How we are doing it: On Sunday, they tell me what they want to make. Monday, I either get it myself, or I bring the four-year-old along, depending on whether she needs an example of what true boredom looks like, or not. Tuesday, the child makes dinner (with assistance from me) and the other child gets to set the table however they want (You would be surprised at the
yelling matches configurations that can occur with only four people.)
I want them to learn how to cook, for now and for later in life. I want them to know how much work goes into planning, buying, prepping and cooking. I want them to try new foods and I want most of all for them to be grateful when someone else (especially me) makes them dinner.
Both kids are on board with this and immediately had a long argument about who got to make dinner first.
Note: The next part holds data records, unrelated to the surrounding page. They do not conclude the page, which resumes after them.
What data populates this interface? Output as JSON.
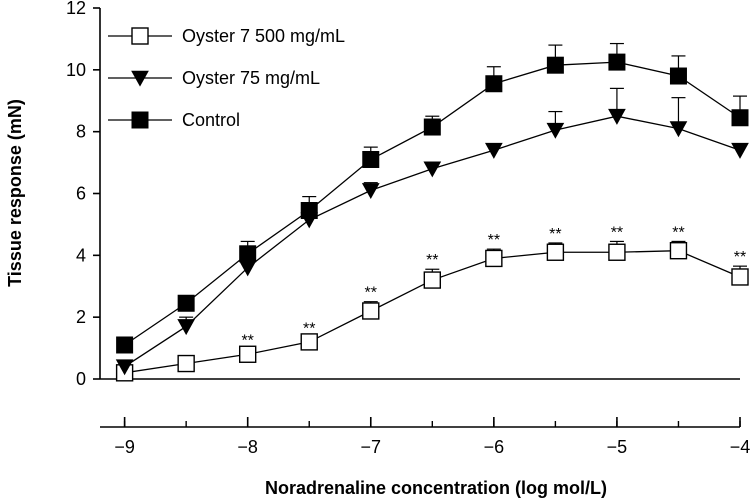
{
  "chart_data": {
    "type": "line",
    "title": "",
    "xlabel": "Noradrenaline concentration (log mol/L)",
    "ylabel": "Tissue response (mN)",
    "x": [
      -9,
      -8.5,
      -8,
      -7.5,
      -7,
      -6.5,
      -6,
      -5.5,
      -5,
      -4.5,
      -4
    ],
    "x_ticks": [
      -9,
      -8,
      -7,
      -6,
      -5,
      -4
    ],
    "x_tick_labels": [
      "−9",
      "−8",
      "−7",
      "−6",
      "−5",
      "−4"
    ],
    "xlim": [
      -9.2,
      -4
    ],
    "y_ticks": [
      0,
      2,
      4,
      6,
      8,
      10,
      12
    ],
    "y_tick_labels": [
      "0",
      "2",
      "4",
      "6",
      "8",
      "10",
      "12"
    ],
    "ylim": [
      0,
      12
    ],
    "grid": false,
    "legend_position": "top-left",
    "series": [
      {
        "name": "Oyster 7 500 mg/mL",
        "marker": "open-square",
        "values": [
          0.2,
          0.5,
          0.8,
          1.2,
          2.2,
          3.2,
          3.9,
          4.1,
          4.1,
          4.15,
          3.3
        ],
        "error": [
          0.1,
          0.1,
          0.15,
          0.15,
          0.3,
          0.35,
          0.3,
          0.3,
          0.35,
          0.3,
          0.35
        ],
        "significance": [
          "",
          "",
          "**",
          "**",
          "**",
          "**",
          "**",
          "**",
          "**",
          "**",
          "**"
        ]
      },
      {
        "name": "Oyster 75 mg/mL",
        "marker": "filled-triangle-down",
        "values": [
          0.4,
          1.7,
          3.6,
          5.15,
          6.1,
          6.8,
          7.4,
          8.05,
          8.5,
          8.1,
          7.4
        ],
        "error": [
          0.2,
          0.3,
          0.3,
          0.2,
          0.25,
          0.2,
          0.2,
          0.6,
          0.9,
          1.0,
          0.2
        ]
      },
      {
        "name": "Control",
        "marker": "filled-square",
        "values": [
          1.1,
          2.45,
          4.05,
          5.45,
          7.1,
          8.15,
          9.55,
          10.15,
          10.25,
          9.8,
          8.45
        ],
        "error": [
          0.15,
          0.2,
          0.4,
          0.45,
          0.4,
          0.35,
          0.55,
          0.65,
          0.6,
          0.65,
          0.7
        ]
      }
    ]
  }
}
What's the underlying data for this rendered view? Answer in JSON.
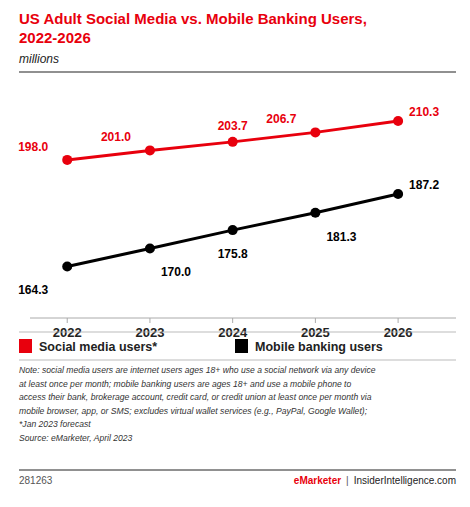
{
  "chart_data": {
    "type": "line",
    "title": "US Adult Social Media vs. Mobile Banking Users,\n2022-2026",
    "subtitle": "millions",
    "x": [
      2022,
      2023,
      2024,
      2025,
      2026
    ],
    "xlim": [
      2021.55,
      2026.7
    ],
    "xticks": [
      2022,
      2023,
      2024,
      2025,
      2026
    ],
    "ylim": [
      148,
      222
    ],
    "tick_labels": "x",
    "grid": false,
    "legend": "bottom",
    "data_labels": true,
    "series": [
      {
        "name": "Social media users*",
        "color": "#e8000d",
        "marker": "circle",
        "values": [
          198.0,
          201.0,
          203.7,
          206.7,
          210.3
        ],
        "value_labels": [
          "198.0",
          "201.0",
          "203.7",
          "206.7",
          "210.3"
        ]
      },
      {
        "name": "Mobile banking users",
        "color": "#000000",
        "marker": "circle",
        "values": [
          164.3,
          170.0,
          175.8,
          181.3,
          187.2
        ],
        "value_labels": [
          "164.3",
          "170.0",
          "175.8",
          "181.3",
          "187.2"
        ]
      }
    ],
    "note": "Note: social media users are internet users ages 18+ who use a social network via any device\nat least once per month; mobile banking users are ages 18+ and use a mobile phone to\naccess their bank, brokerage account, credit card, or credit union at least once per month via\nmobile browser, app, or SMS; excludes virtual wallet services (e.g., PayPal, Google Wallet);\n*Jan 2023 forecast\nSource: eMarketer, April 2023",
    "footer_left": "281263",
    "footer_right": [
      "eMarketer",
      "|",
      "InsiderIntelligence.com"
    ]
  }
}
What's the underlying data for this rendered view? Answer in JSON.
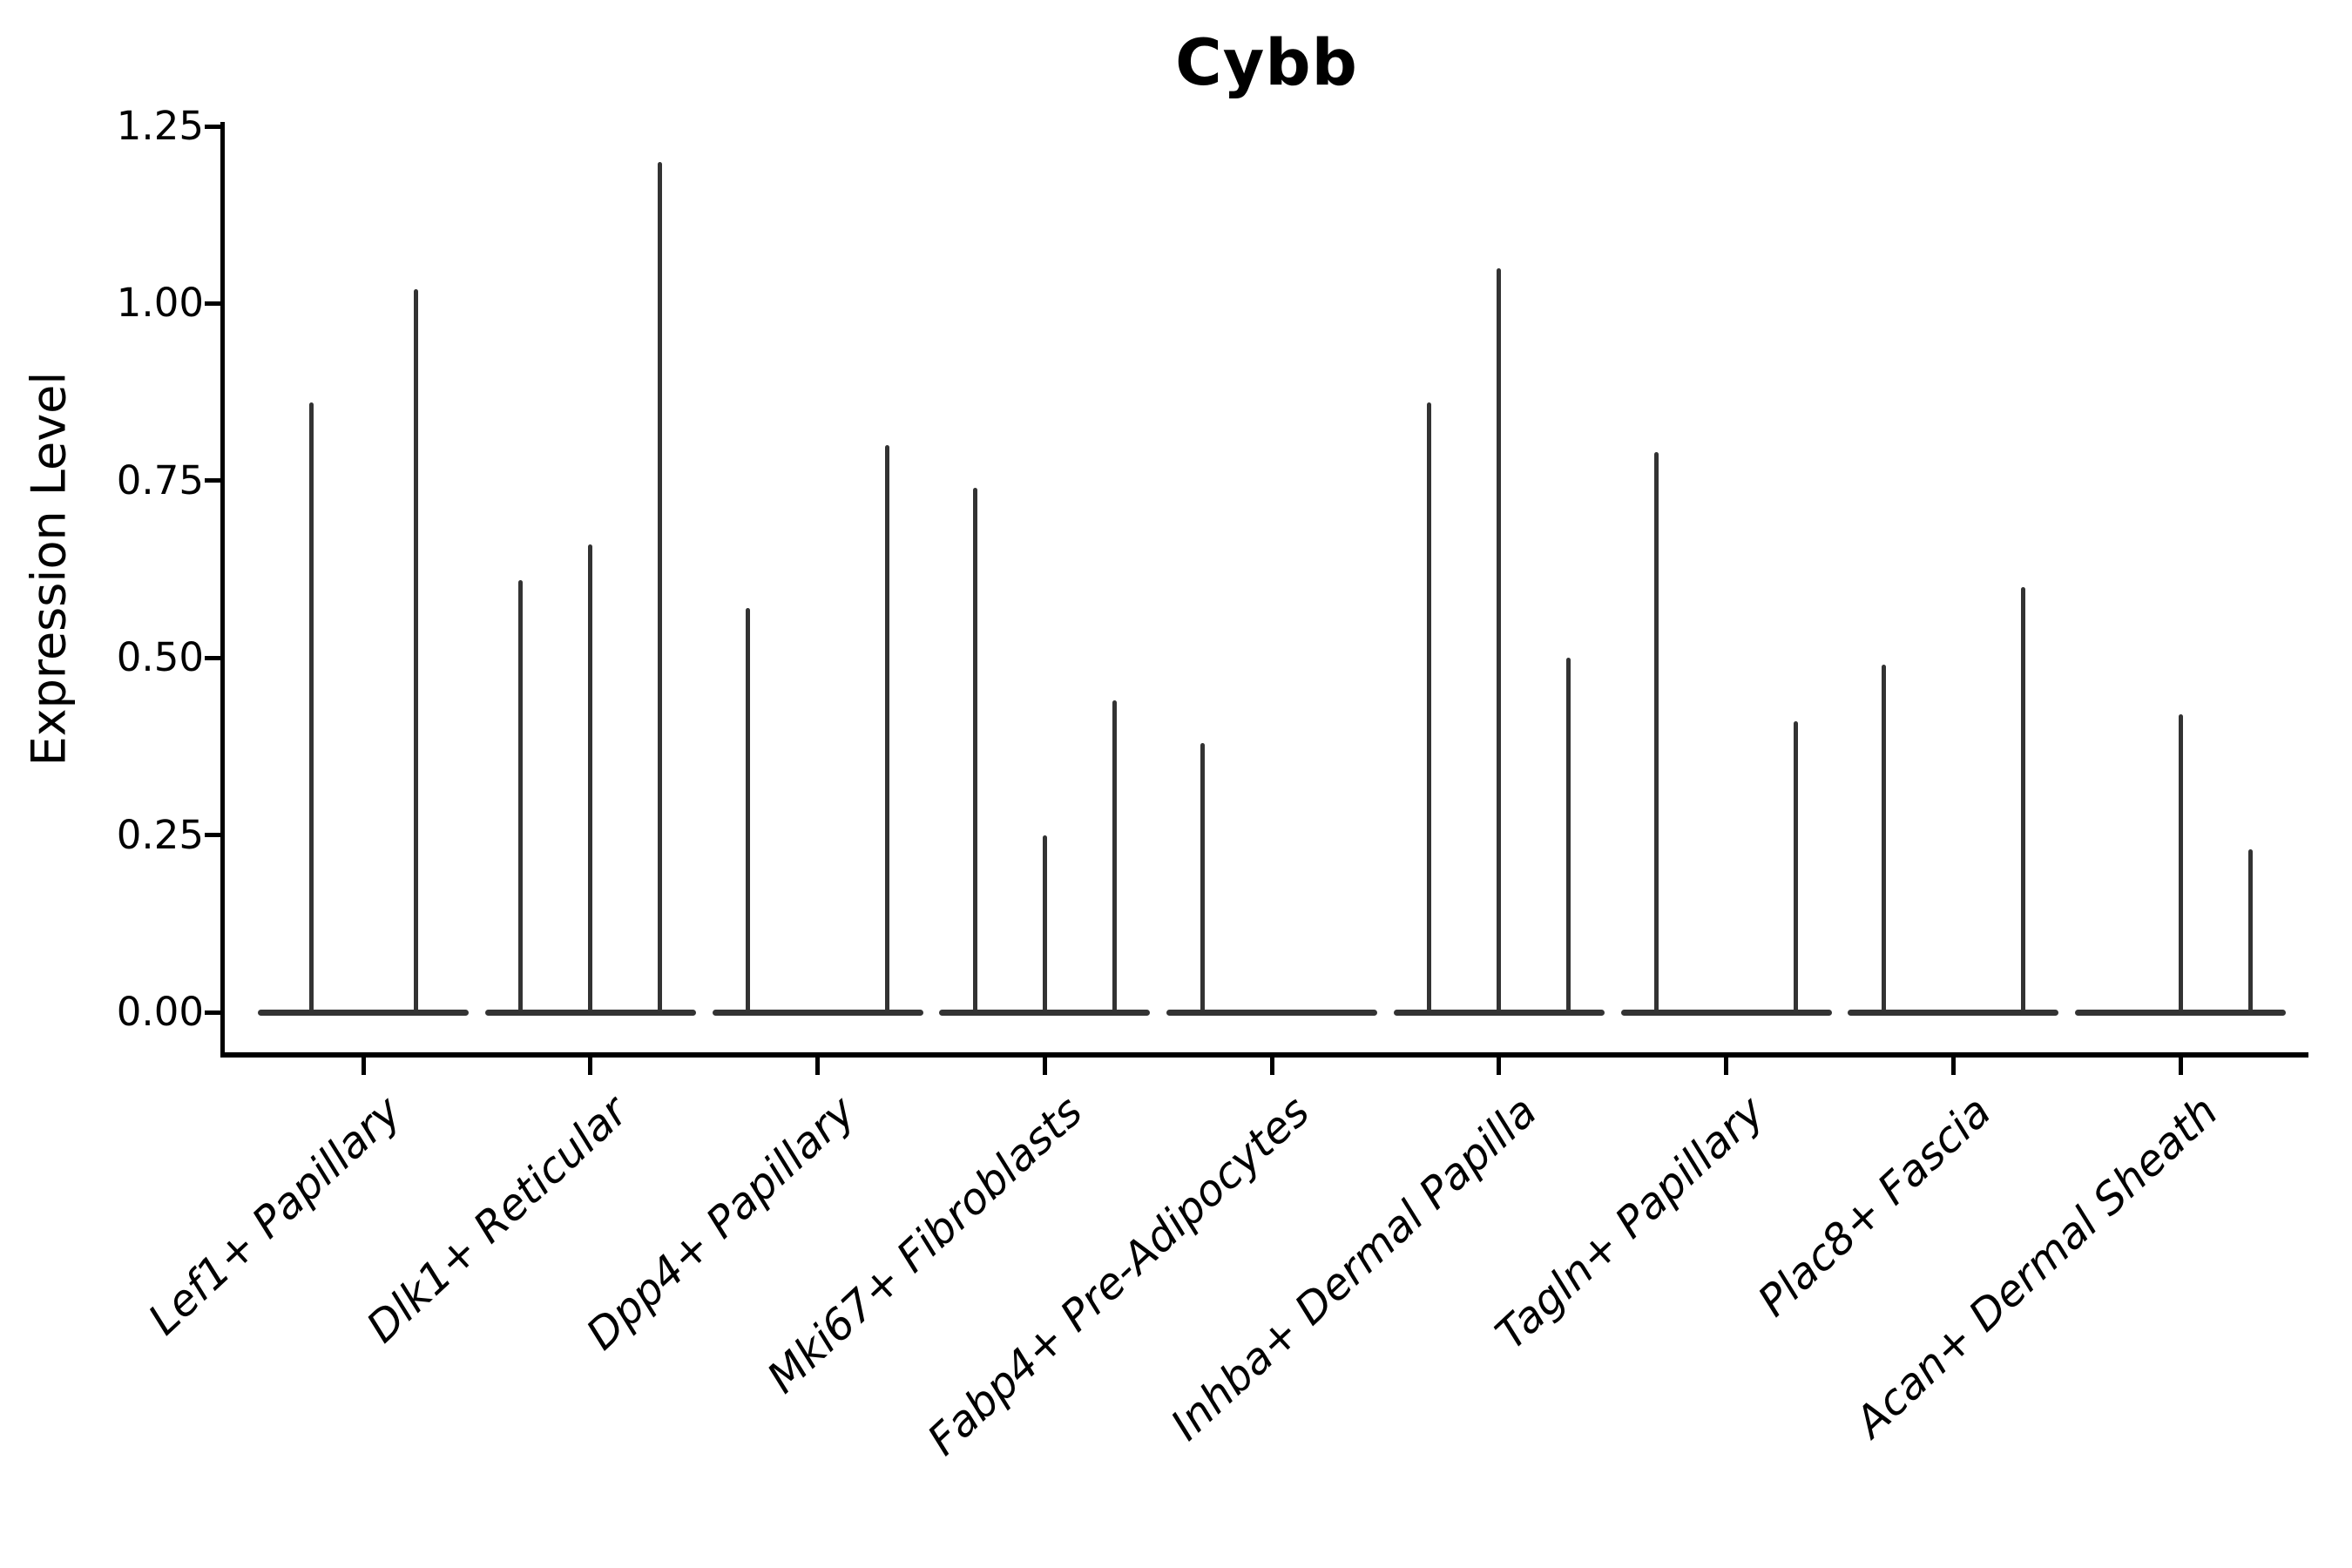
{
  "figure": {
    "title": "Cybb",
    "ylabel": "Expression Level"
  },
  "chart_data": {
    "type": "violin",
    "title": "Cybb",
    "xlabel": "",
    "ylabel": "Expression Level",
    "ylim": [
      -0.06,
      1.255
    ],
    "yticks": [
      0.0,
      0.25,
      0.5,
      0.75,
      1.0,
      1.25
    ],
    "ytick_labels": [
      "0.00",
      "0.25",
      "0.50",
      "0.75",
      "1.00",
      "1.25"
    ],
    "grid": false,
    "legend_position": "none",
    "violin_color": "#333333",
    "axis_color": "#000000",
    "background_color": "#ffffff",
    "categories": [
      "Lef1+ Papillary",
      "Dlk1+ Reticular",
      "Dpp4+ Papillary",
      "Mki67+ Fibroblasts",
      "Fabp4+ Pre-Adipocytes",
      "Inhba+ Dermal Papilla",
      "Tagln+ Papillary",
      "Plac8+ Fascia",
      "Acan+ Dermal Sheath"
    ],
    "groups": [
      {
        "category": "Lef1+ Papillary",
        "baseline_value": 0.0,
        "spikes": [
          {
            "offset": -60,
            "value": 0.86
          },
          {
            "offset": 60,
            "value": 1.02
          }
        ]
      },
      {
        "category": "Dlk1+ Reticular",
        "baseline_value": 0.0,
        "spikes": [
          {
            "offset": -80,
            "value": 0.61
          },
          {
            "offset": 0,
            "value": 0.66
          },
          {
            "offset": 80,
            "value": 1.2
          }
        ]
      },
      {
        "category": "Dpp4+ Papillary",
        "baseline_value": 0.0,
        "spikes": [
          {
            "offset": -80,
            "value": 0.57
          },
          {
            "offset": 80,
            "value": 0.8
          }
        ]
      },
      {
        "category": "Mki67+ Fibroblasts",
        "baseline_value": 0.0,
        "spikes": [
          {
            "offset": -80,
            "value": 0.74
          },
          {
            "offset": 0,
            "value": 0.25
          },
          {
            "offset": 80,
            "value": 0.44
          }
        ]
      },
      {
        "category": "Fabp4+ Pre-Adipocytes",
        "baseline_value": 0.0,
        "spikes": [
          {
            "offset": -80,
            "value": 0.38
          }
        ]
      },
      {
        "category": "Inhba+ Dermal Papilla",
        "baseline_value": 0.0,
        "spikes": [
          {
            "offset": -80,
            "value": 0.86
          },
          {
            "offset": 0,
            "value": 1.05
          },
          {
            "offset": 80,
            "value": 0.5
          }
        ]
      },
      {
        "category": "Tagln+ Papillary",
        "baseline_value": 0.0,
        "spikes": [
          {
            "offset": -80,
            "value": 0.79
          },
          {
            "offset": 80,
            "value": 0.41
          }
        ]
      },
      {
        "category": "Plac8+ Fascia",
        "baseline_value": 0.0,
        "spikes": [
          {
            "offset": -80,
            "value": 0.49
          },
          {
            "offset": 80,
            "value": 0.6
          }
        ]
      },
      {
        "category": "Acan+ Dermal Sheath",
        "baseline_value": 0.0,
        "spikes": [
          {
            "offset": 0,
            "value": 0.42
          },
          {
            "offset": 80,
            "value": 0.23
          }
        ]
      }
    ]
  }
}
I haven’t established any rules about what is acceptable dinner fare yet, but I have a feeling, come Sunday night I’m going to have to make a rule “No, you can’t make chili every time it is your turn.”
Anyway, as luck would have it, I found a cooking class for kids, ages 2-6, for this past Saturday morning. It was a little pricey, but both kids were excited when I brought it up. “This hands-on and interactive class will help give children the confidence to try new foods. We will prepare some fun and healthy recipes using all the springtime ingredients! Parents are encouraged to participate or watch. Includes recipe packet and coloring sheets to take home.”
It was a fun little class. We made granola collectively then Bugs on a Log and mini hummus pizzas individually. My son was the oldest in the class at six, but didn’t seem to mind at all (especially when I pointed that out, and told him I was proud of how patient and well-mannered he is.) Both kids want to go again, to the “big kid” class for 5 to 12 year-olds. Yay!